Мне так страшно за него, Невар. Он не может скрыть того, что знает об этих людях, это отражается у него на лице и в глазах всякий раз, когда мы встречаем кого-то из них. А они — думаю, они считают, что должны от него избавиться. Возможно, для них это единственный способ забыть о той ночи. Они верят, что забили тебя до смерти или, по крайней мере, видели, как это сделали их товарищи. Но четких воспоминаний о том, как именно все произошло, у них не осталось. Так что, когда Спинк смотрит на них с отвращением, они, как мне кажется, сами не знают, что про себя подумать.
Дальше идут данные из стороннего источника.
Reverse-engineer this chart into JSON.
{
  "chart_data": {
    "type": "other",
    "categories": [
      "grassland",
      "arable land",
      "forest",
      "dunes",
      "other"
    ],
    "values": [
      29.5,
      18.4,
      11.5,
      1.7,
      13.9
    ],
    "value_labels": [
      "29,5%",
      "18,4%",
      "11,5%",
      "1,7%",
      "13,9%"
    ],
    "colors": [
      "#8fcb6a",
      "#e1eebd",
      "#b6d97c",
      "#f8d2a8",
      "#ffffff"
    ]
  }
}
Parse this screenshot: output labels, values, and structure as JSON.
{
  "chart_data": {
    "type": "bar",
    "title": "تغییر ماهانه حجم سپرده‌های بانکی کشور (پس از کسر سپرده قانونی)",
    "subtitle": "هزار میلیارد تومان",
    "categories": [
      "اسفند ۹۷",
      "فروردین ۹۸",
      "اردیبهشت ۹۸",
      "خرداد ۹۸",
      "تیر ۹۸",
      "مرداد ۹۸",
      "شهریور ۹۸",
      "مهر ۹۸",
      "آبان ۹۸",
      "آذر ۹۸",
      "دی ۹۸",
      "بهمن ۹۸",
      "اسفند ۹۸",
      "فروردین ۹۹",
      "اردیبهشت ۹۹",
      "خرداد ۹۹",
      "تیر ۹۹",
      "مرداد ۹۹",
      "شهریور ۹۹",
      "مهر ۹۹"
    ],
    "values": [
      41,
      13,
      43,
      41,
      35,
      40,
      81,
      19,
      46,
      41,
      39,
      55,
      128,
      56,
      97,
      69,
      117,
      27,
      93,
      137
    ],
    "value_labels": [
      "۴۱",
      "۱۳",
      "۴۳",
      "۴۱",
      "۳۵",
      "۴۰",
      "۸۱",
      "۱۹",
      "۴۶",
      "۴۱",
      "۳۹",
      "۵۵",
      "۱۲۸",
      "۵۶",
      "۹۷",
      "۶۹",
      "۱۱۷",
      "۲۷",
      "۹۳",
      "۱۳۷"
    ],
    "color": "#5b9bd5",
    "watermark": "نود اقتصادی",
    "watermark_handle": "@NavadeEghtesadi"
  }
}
И Эмзил не облегчает нашу жизнь. Не знаю, что ты ей сказал той ночью, но это сделало ее бесстрашной. А когда я передала ей, что ты ее любишь, но вынужден оставить, в ней словно что-то ожесточилось. Теперь она даже хуже, чем просто бесстрашная. Всякий раз, как она встречает кого-нибудь из тех людей, она мучает их. Увидев одного из них на улице или в лавке, она не отводит глаз и не избегает встречи. Нет, она преследует его, точно кошка, ловит взгляд, подходит и вглядывается в лицо. Они шарахаются от нее, Невар. Они отворачиваются, пытаются ее избегать, но она заставляет их себя ненавидеть. Один попытался ей противостоять — да кто бы не сбежал из лавки, когда она на него уставилась? Он ответил ей презрительным взглядом, но она не отвела глаз и сказала громко, так, что ее услышали остальные посетители: «Наверное, он забыл, что случилось в ту ночь, когда толпа растерзала могильщика. А я помню. Думаешь, ты знаешь, кто я такая — я слышала, как ты называл меня шлюхой из мертвого города. Но я-то знаю, кто такой ты. Я помню все, каждую подробность. И я лучше буду шлюхой, чем хнычущим трусом». Он бежал от нее, убежденный, что остальные помнят о нем то же самое.
Скоро нагрянет зима, Невар, а зима здесь, в Геттисе, не лучшее время года. Зимой гноятся раны, а холод и тьма обещают скрыть любой мерзкий поступок. Я боюсь. На ночь я задвигаю засов, а Спинк спит с заряженным пистолетом на прикроватном столике. Он поговаривает об отставке, потому что больше не хочет служить вместе с этими людьми. Думаю, если бы не приближающаяся зима, он бы так и поступил, и мы сбежали бы отсюда ради ребенка. Подобная трусость навсегда оставит в его душе шрам. Но если весна придет, а здесь ничего не переменится к лучшему, что еще он сможет сделать? Лучше уж ему увезти нас отсюда, чем погибнуть от выстрела в спину и бросить меня на милость этих волков. Так он сам сказал.